I do have a few containers deployed on Google Cloud Run (serverless) for handling CI notifications to Slack, triggering CI runs from GitHub, as well as some other custom behavior.
I had a VPS for a long time, about 3 years ago I migrated to Azure. I really like the way the world is heading with all the tools available. In the past 10 years businesses have gotten a lot better at just purchasing tools vs. making devs constantly rewrite the wheel. I myself have bought into this philosophy, I'd much rather pay a few dollars a month to have the functionality written, and save myself hours of rehashing code.
This breaks into
Azure for my backend.
Auth0 for authentication.
Azure blobs for file storage.
Why did you decide to go with Azure instead of AWS?
I'm not sure if this is true anymore but at the time time it was cheaper. I have a SaaS that does video streaming. AWS was cheaper to host the videos, but Azure had much cheaper data-out pricing.
Also in my opinion Azure is a lot easier to use. It took me a long time to understand the AWS user interface.
Agree with you. AWS interface/UX is just a nightmare.

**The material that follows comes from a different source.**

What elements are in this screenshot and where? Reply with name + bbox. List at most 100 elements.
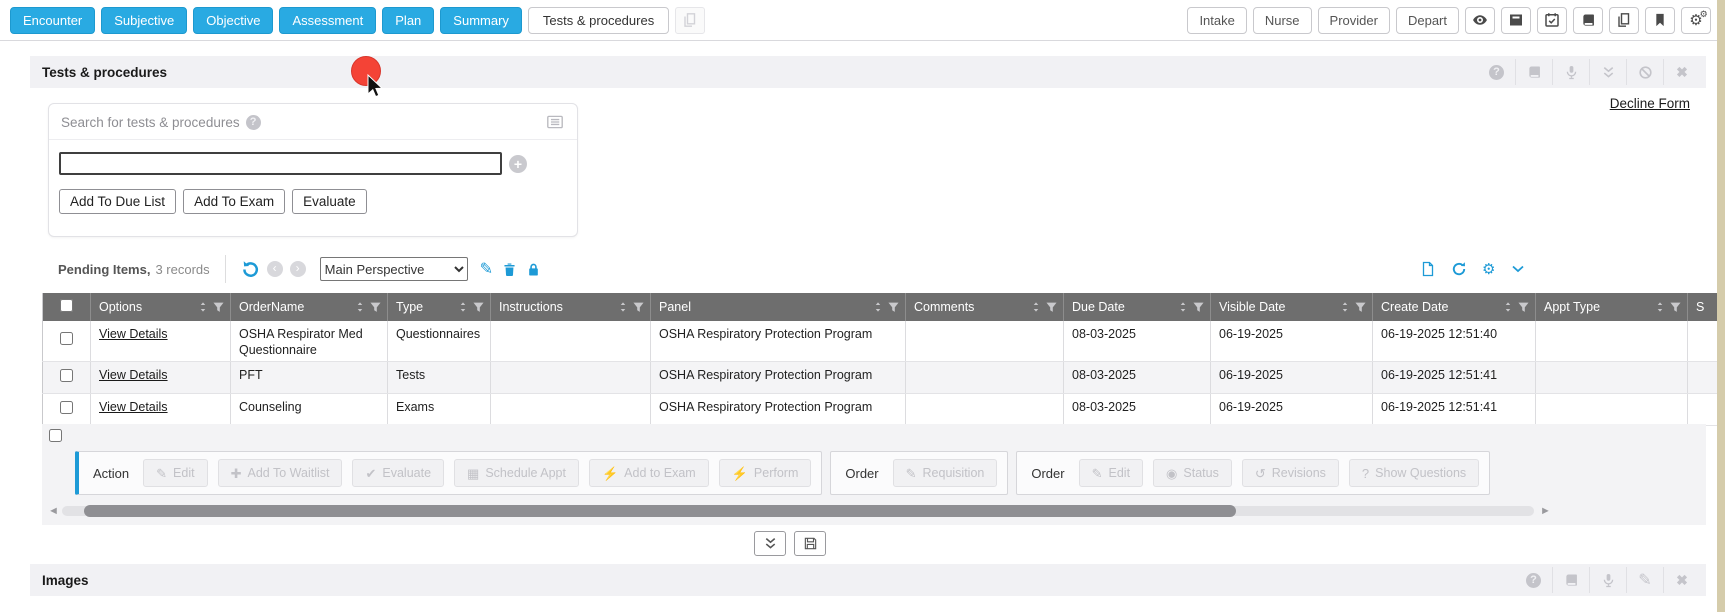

I use FaaS (I think it's a better name than Serverless) for my service: tayl.app. While it impacts developer experience negatively (deployments are slow, which impact dev cycle time), I prefer this over managing and provisioning servers.
But as always, it depends on the use-case.
Yes, agree with you when it comes to FaaS
For Spike.sh, I'm using both. I have an EC2 instance for dashboard and the main engine. However, I use https://zeit.co for receiving events from multiple integrations which is completely serverless.
DB is on MongoDB Atlas now.
This is really interesting combination. I've heard of MongoDB Atlas just yesterday.